One small Doji candle example
Here’s a small example of a Doji candle pattern:
Let’s say you’re trading company shares and see the formation of a Doji candlestick stock. It’ll look like this: the opening price for the day might be at $103.40. In the course of the day, the asset will post a bunch of different prices, both high and low. The highest price will be at, say, $106.90, whereas the lowest price will be at $100.10. At the end of the day, the price will close at $103.30, which is pretty much the same as the opening price.
This is an example of more of a Long-legged Doji rather than a Common Doji as the high and low prices are further apart from each other.

How to trade with Doji candles explained
So, whenever you see a bullish or a bearish Doji candle, what should be your next course of action? Well, as we have already pointed it out, there is no apparent trend to be seen with these patterns as they equalize in the same spot as the market has opened.
Therefore, to balance out the uncertainty element of this pattern, traders can introduce various technical indicators to confirm either a trend reversal or the continuation of one.

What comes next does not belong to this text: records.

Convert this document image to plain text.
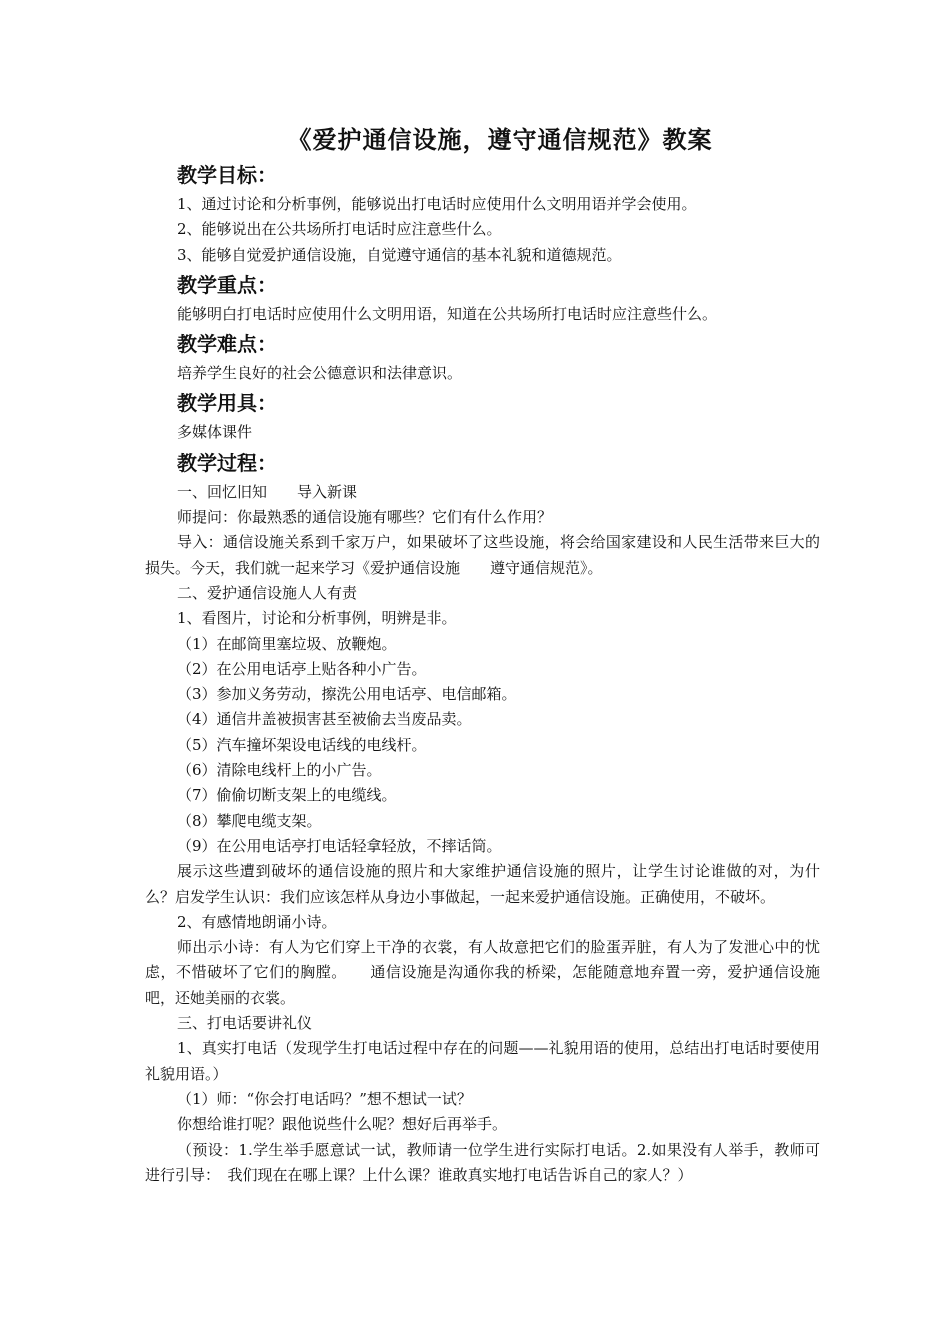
《爱护通信设施，遵守通信规范》教案
教学目标：
1、通过讨论和分析事例，能够说出打电话时应使用什么文明用语并学会使用。
2、能够说出在公共场所打电话时应注意些什么。
3、能够自觉爱护通信设施，自觉遵守通信的基本礼貌和道德规范。
教学重点：
能够明白打电话时应使用什么文明用语，知道在公共场所打电话时应注意些什么。
教学难点：
培养学生良好的社会公德意识和法律意识。
教学用具：
多媒体课件
教学过程：
一、回忆旧知　　导入新课
师提问：你最熟悉的通信设施有哪些？它们有什么作用？
导入：通信设施关系到千家万户，如果破坏了这些设施，将会给国家建设和人民生活带来巨大的损失。今天，我们就一起来学习《爱护通信设施　　遵守通信规范》。
二、爱护通信设施人人有责
1、看图片，讨论和分析事例，明辨是非。
（1）在邮筒里塞垃圾、放鞭炮。
（2）在公用电话亭上贴各种小广告。
（3）参加义务劳动，擦洗公用电话亭、电信邮箱。
（4）通信井盖被损害甚至被偷去当废品卖。
（5）汽车撞坏架设电话线的电线杆。
（6）清除电线杆上的小广告。
（7）偷偷切断支架上的电缆线。
（8）攀爬电缆支架。
（9）在公用电话亭打电话轻拿轻放，不摔话筒。
展示这些遭到破坏的通信设施的照片和大家维护通信设施的照片，让学生讨论谁做的对，为什么？启发学生认识：我们应该怎样从身边小事做起，一起来爱护通信设施。正确使用，不破坏。
2、有感情地朗诵小诗。
师出示小诗：有人为它们穿上干净的衣裳，有人故意把它们的脸蛋弄脏，有人为了发泄心中的忧虑，不惜破坏了它们的胸膛。　　通信设施是沟通你我的桥梁，怎能随意地弃置一旁，爱护通信设施吧，还她美丽的衣裳。
三、打电话要讲礼仪
1、真实打电话（发现学生打电话过程中存在的问题——礼貌用语的使用，总结出打电话时要使用礼貌用语。）
（1）师：“你会打电话吗？”想不想试一试？
你想给谁打呢？跟他说些什么呢？想好后再举手。
（预设：1.学生举手愿意试一试，教师请一位学生进行实际打电话。2.如果没有人举手，教师可进行引导：　我们现在在哪上课？上什么课？谁敢真实地打电话告诉自己的家人？）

For instance, a specific momentum indicator, such as the stochastic oscillator, can help you determine whether the current trend may go in a reverse direction.
Momentum indicators track the speed, as well as the momentum of the market trend in a specific time period. So, the tandem of the Doji candle indicator can produce a more accurate understanding of the current market trend, as well as whether its strong enough to continue on that trend or whether its time for a price reversal.

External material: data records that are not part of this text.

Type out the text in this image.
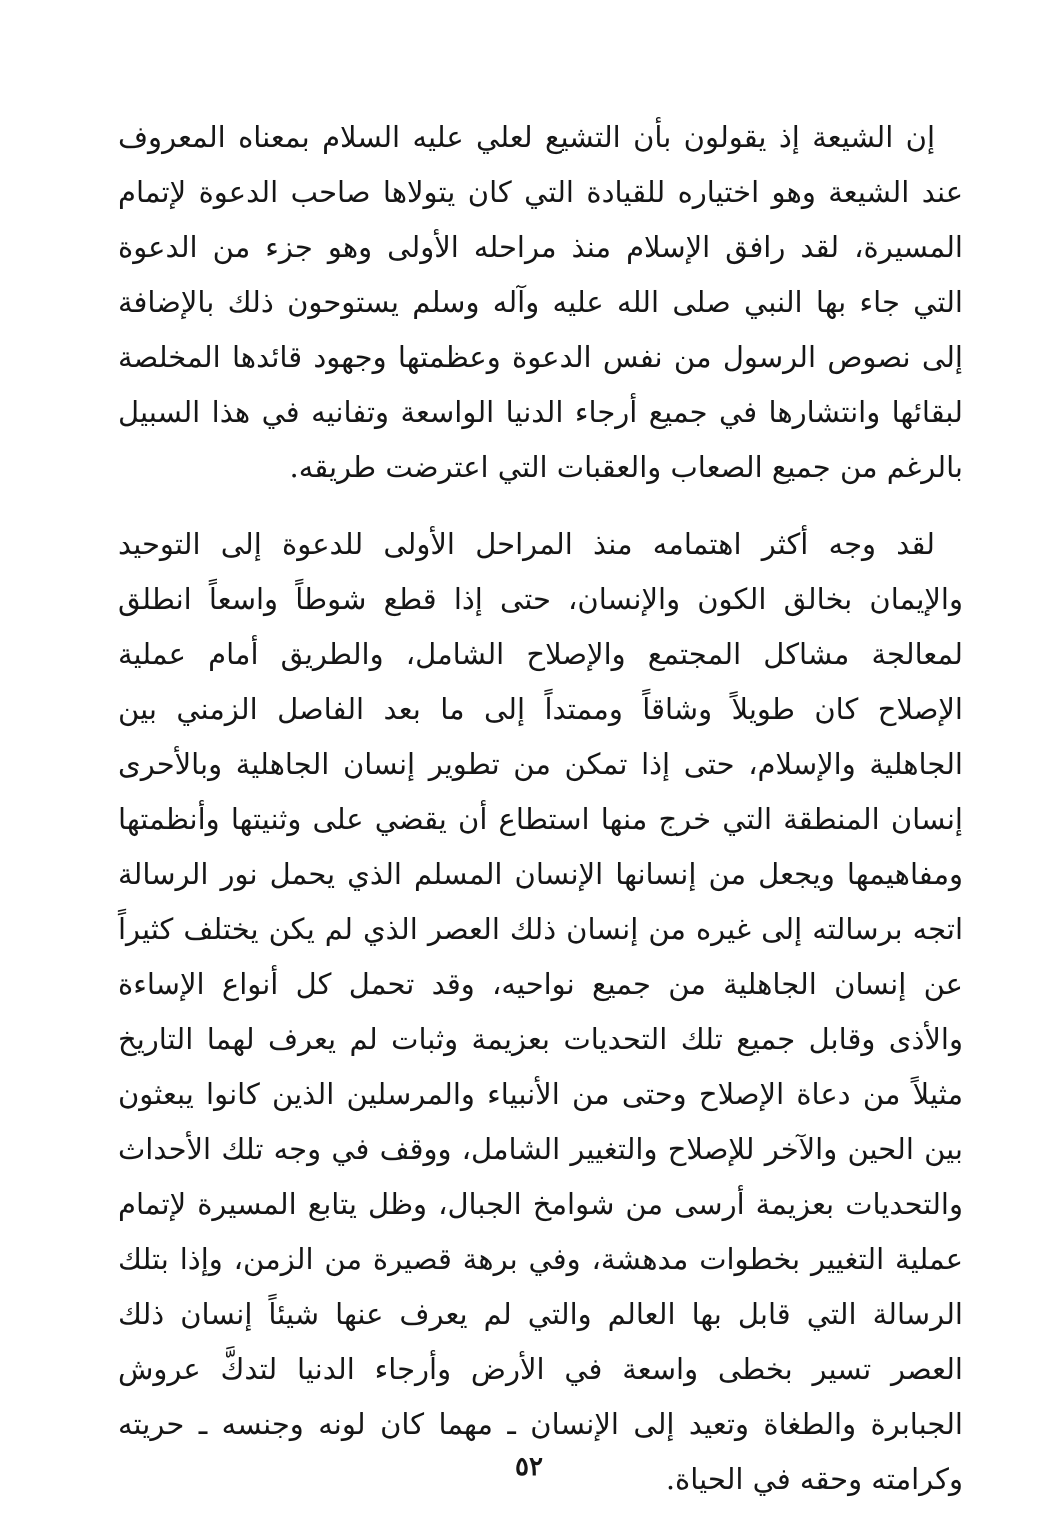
إن الشيعة إذ يقولون بأن التشيع لعلي عليه السلام بمعناه المعروف عند الشيعة وهو اختياره للقيادة التي كان يتولاها صاحب الدعوة لإتمام المسيرة، لقد رافق الإسلام منذ مراحله الأولى وهو جزء من الدعوة التي جاء بها النبي صلى الله عليه وآله وسلم يستوحون ذلك بالإضافة إلى نصوص الرسول من نفس الدعوة وعظمتها وجهود قائدها المخلصة لبقائها وانتشارها في جميع أرجاء الدنيا الواسعة وتفانيه في هذا السبيل بالرغم من جميع الصعاب والعقبات التي اعترضت طريقه.

لقد وجه أكثر اهتمامه منذ المراحل الأولى للدعوة إلى التوحيد والإيمان بخالق الكون والإنسان، حتى إذا قطع شوطاً واسعاً انطلق لمعالجة مشاكل المجتمع والإصلاح الشامل، والطريق أمام عملية الإصلاح كان طويلاً وشاقاً وممتداً إلى ما بعد الفاصل الزمني بين الجاهلية والإسلام، حتى إذا تمكن من تطوير إنسان الجاهلية وبالأحرى إنسان المنطقة التي خرج منها استطاع أن يقضي على وثنيتها وأنظمتها ومفاهيمها ويجعل من إنسانها الإنسان المسلم الذي يحمل نور الرسالة اتجه برسالته إلى غيره من إنسان ذلك العصر الذي لم يكن يختلف كثيراً عن إنسان الجاهلية من جميع نواحيه، وقد تحمل كل أنواع الإساءة والأذى وقابل جميع تلك التحديات بعزيمة وثبات لم يعرف لهما التاريخ مثيلاً من دعاة الإصلاح وحتى من الأنبياء والمرسلين الذين كانوا يبعثون بين الحين والآخر للإصلاح والتغيير الشامل، ووقف في وجه تلك الأحداث والتحديات بعزيمة أرسى من شوامخ الجبال، وظل يتابع المسيرة لإتمام عملية التغيير بخطوات مدهشة، وفي برهة قصيرة من الزمن، وإذا بتلك الرسالة التي قابل بها العالم والتي لم يعرف عنها شيئاً إنسان ذلك العصر تسير بخطى واسعة في الأرض وأرجاء الدنيا لتدكَّ عروش الجبابرة والطغاة وتعيد إلى الإنسان ـ مهما كان لونه وجنسه ـ حريته وكرامته وحقه في الحياة.

٥٢
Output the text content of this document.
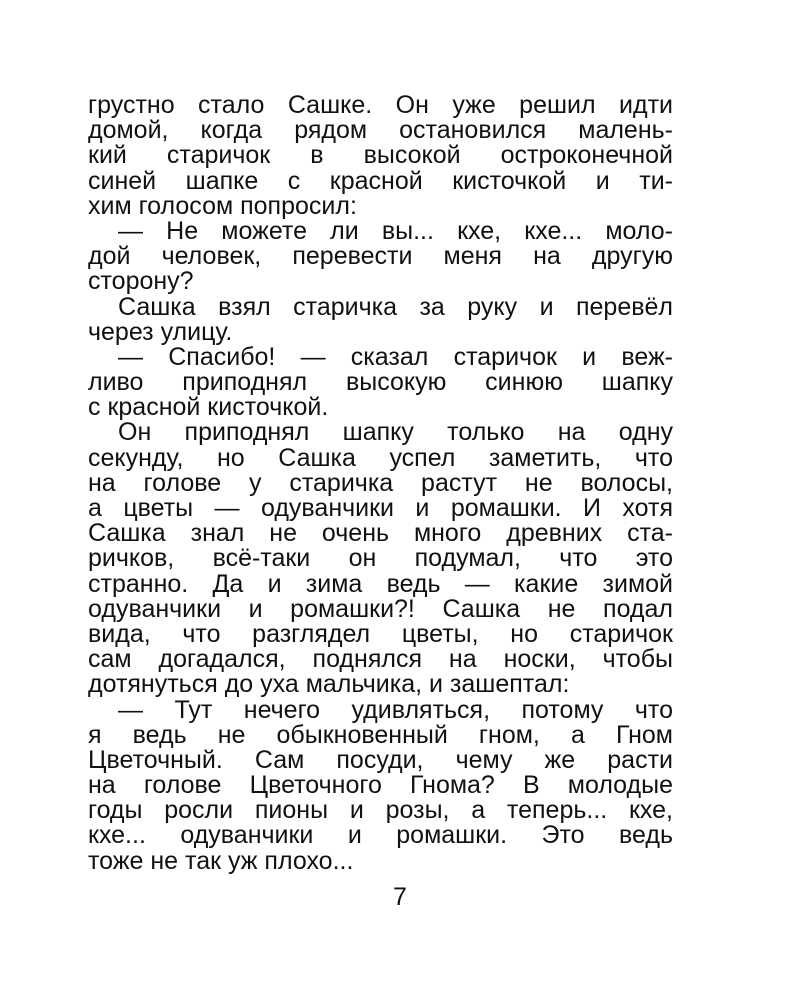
грустно стало Сашке. Он уже решил идти
домой, когда рядом остановился малень-
кий старичок в высокой остроконечной
синей шапке с красной кисточкой и ти-
хим голосом попросил:
— Не можете ли вы... кхе, кхе... моло-
дой человек, перевести меня на другую
сторону?
Сашка взял старичка за руку и перевёл
через улицу.
— Спасибо! — сказал старичок и веж-
ливо приподнял высокую синюю шапку
с красной кисточкой.
Он приподнял шапку только на одну
секунду, но Сашка успел заметить, что
на голове у старичка растут не волосы,
а цветы — одуванчики и ромашки. И хотя
Сашка знал не очень много древних ста-
ричков, всё-таки он подумал, что это
странно. Да и зима ведь — какие зимой
одуванчики и ромашки?! Сашка не подал
вида, что разглядел цветы, но старичок
сам догадался, поднялся на носки, чтобы
дотянуться до уха мальчика, и зашептал:
— Тут нечего удивляться, потому что
я ведь не обыкновенный гном, а Гном
Цветочный. Сам посуди, чему же расти
на голове Цветочного Гнома? В молодые
годы росли пионы и розы, а теперь... кхе,
кхе... одуванчики и ромашки. Это ведь
тоже не так уж плохо...
7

Go with CFDs, instead of spot assets
Another useful tip for trading with Doji candles is to choose an asset that can really maximize its effects. So, let’s say you want to incorporate the observations you’ve made with a Doji candle into your Gold trade. Now, were you to trade the actual asset, you would only be able to buy it on the market; selling it would be possible if you owned Gold in the first place. So, it goes without saying that you are limited in which position you can take when a Doji candle says that there’s a specific trend forming.
But if you were to choose Contracts for Difference (CFDs), a bearish or bullish Doji candle would be so much more useful. Since you’re trading contracts, instead of spot assets, you can place both long and short positions at any time without owning an asset. Therefore, regardless of whether there is a reversing uptrend or a downtrend, you can hop on the train and make the most of your Doji candle analysis.
Doji candlestick definition – What did we learn?
Charts are among the most integral elements of any trading market. They represent current price movements, save prior ones, and help people predict future fluctuations more or less accurately.
Among some of the most popular chart types, a candlestick chart is an absolute A-lister because of its complex nature and the ability to represent the most important price movements of the day. And that’s where the Doji candlestick definition chicks in:
A Doji candle is a price pattern seen in a candlestick chart. It occurs when the opening and closing prices of the day equalize in the same position. When that happens, it can be deduced that the market has explored both bullish and bearish trends and has returned back to the original spot without actually committing to any of the sides.
As we noted in the article, a Doji candle on its own cannot be sufficient to help you get an idea of where the next price trend will occur. It literally shows the market in its state of indecision, uncertainty. Therefore, traders use it in combination with other technical indicators to confirm new trends or the continuation of the current ones.